In an effort to unify the trajectories of the gravitational quantum levels of different material particles, the outermost non-united gravitational quantum levels are first shifted. After two gravitational quantum levels unite, the energy of motion passes to the next gravitational quantum level, and so on one after another. Such a successive movement of gravitational quantum levels leads to the attraction of material particles to each other and the acquisition of the entire material particle of kinetic energy. Thus, the total kinetic energy of a material particle consists of magnetic (proton) and electronic parts.

Figure 3 shows material objects in the form of conditional atoms interacting with the help of gravitational quantum levels.
A material particle (Fig. 3a) is the result of the gravitational interaction of two conditional atoms shown in Figure 2. Gravitational quantum levels of one type of energy are combined, but energy quantum levels are not.

As can be seen, with an increase in the number of material objects, the energy of gravitational quantum levels also increases.

Gravitational quantum levels will never be able to connect, since each of them belongs to its main energy level – the proton and electron of which all matter consists.

Thus, the successive movement of gravitational quantum levels towards each other for unification leads to the gravitational attraction of bodies.

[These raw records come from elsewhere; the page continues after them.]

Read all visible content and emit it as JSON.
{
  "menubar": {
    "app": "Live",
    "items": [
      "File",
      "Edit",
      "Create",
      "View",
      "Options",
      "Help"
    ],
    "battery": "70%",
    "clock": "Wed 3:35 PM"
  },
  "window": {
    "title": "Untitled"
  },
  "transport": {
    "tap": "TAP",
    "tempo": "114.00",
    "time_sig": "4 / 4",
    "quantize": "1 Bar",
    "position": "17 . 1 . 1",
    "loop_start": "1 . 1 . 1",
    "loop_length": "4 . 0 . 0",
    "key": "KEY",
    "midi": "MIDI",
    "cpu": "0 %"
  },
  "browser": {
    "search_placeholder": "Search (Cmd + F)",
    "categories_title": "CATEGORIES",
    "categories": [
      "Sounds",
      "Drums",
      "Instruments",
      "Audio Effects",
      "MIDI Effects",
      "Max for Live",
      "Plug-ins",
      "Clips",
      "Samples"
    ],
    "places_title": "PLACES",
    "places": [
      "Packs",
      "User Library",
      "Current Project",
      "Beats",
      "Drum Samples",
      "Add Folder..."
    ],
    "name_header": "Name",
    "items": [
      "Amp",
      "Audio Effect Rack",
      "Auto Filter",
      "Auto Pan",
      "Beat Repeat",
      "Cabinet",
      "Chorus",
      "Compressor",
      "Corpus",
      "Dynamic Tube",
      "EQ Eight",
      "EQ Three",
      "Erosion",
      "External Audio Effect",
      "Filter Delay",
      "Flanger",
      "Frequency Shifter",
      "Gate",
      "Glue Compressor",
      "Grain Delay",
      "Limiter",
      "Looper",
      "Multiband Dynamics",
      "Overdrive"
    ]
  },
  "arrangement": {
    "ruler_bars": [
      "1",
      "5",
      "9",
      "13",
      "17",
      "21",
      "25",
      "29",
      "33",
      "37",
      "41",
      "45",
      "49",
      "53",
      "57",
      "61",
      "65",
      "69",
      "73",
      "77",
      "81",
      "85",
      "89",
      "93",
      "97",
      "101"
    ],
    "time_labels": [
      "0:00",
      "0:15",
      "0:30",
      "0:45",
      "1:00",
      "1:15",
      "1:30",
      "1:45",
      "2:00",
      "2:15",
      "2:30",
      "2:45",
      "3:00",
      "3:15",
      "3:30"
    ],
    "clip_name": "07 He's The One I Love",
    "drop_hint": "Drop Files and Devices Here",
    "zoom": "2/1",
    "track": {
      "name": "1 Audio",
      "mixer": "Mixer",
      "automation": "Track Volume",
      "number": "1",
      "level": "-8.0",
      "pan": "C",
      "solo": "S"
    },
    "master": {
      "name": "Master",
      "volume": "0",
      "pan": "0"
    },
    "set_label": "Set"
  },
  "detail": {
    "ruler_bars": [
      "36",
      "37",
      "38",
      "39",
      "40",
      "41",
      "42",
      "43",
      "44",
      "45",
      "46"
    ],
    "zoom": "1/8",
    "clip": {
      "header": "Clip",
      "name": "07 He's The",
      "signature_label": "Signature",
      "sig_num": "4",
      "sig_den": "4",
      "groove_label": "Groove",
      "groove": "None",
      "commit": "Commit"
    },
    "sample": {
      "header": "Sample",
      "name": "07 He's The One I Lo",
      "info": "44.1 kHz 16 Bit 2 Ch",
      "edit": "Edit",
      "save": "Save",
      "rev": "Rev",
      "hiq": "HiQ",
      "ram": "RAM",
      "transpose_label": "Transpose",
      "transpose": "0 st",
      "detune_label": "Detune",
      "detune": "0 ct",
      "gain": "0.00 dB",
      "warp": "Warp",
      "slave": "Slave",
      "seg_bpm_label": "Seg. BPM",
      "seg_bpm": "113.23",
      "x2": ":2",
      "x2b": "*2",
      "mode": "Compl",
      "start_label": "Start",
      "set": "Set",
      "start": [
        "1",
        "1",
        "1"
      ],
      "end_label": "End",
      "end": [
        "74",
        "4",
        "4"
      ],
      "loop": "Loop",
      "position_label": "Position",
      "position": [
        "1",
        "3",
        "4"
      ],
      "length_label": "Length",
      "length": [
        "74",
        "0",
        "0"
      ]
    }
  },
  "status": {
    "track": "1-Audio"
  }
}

It is generally accepted that the phenomenon of gravity is manifested only in large bodies. But even on the smallest material objects such as atoms and molecules, gravity has its manifestations. Since gravity obeys the inverse square law of distances, at small distances its influence is quite large. If we save a material particle from external thermal and light influence, then the gravitational force becomes predominant.

Since the energy of the gravitational quantum level at the same radius is different for atoms of different chemical elements, then the force of interaction of gravitational quantum levels will be different. The closer in energy the gravitational quantum levels, the stronger the interaction. The strongest interaction of gravitational quantum levels occurs between atoms of one chemical element.

At the atomic and molecular level of many phenomena in nature, there are manifestations of gravity. This is the condensation of gases and liquids, crystallization of substances, surface tension.

The long-range action of the gravitation of one material particle cannot be infinite, just as the energy of the gravitational quantum level cannot be infinitely small. It seems to me that the combined gravitational quantum levels of minimum energies are capable of forming an additional common gravitational quantum level of minimum energy. In this way, an almost infinite spread of the gravitational field of the Universe is achieved.

Literature:

1. Khairullin Z.Kh. Energy / Chemistry, physics, biology, mathematics: theoretical and applied research: Sat. Art. Based on materials of the XXIX International Scientific and Practical Conference “Chemistry, Physics, Biology, Mathematics: Theoretical and Applied Research”. – No. 11(20). – M., Ed. “Internauka”, 2019.

Khairullin Z.Kh. GRAVITY
// Internauka: electron. scientific magazine 2022. No. 19(242).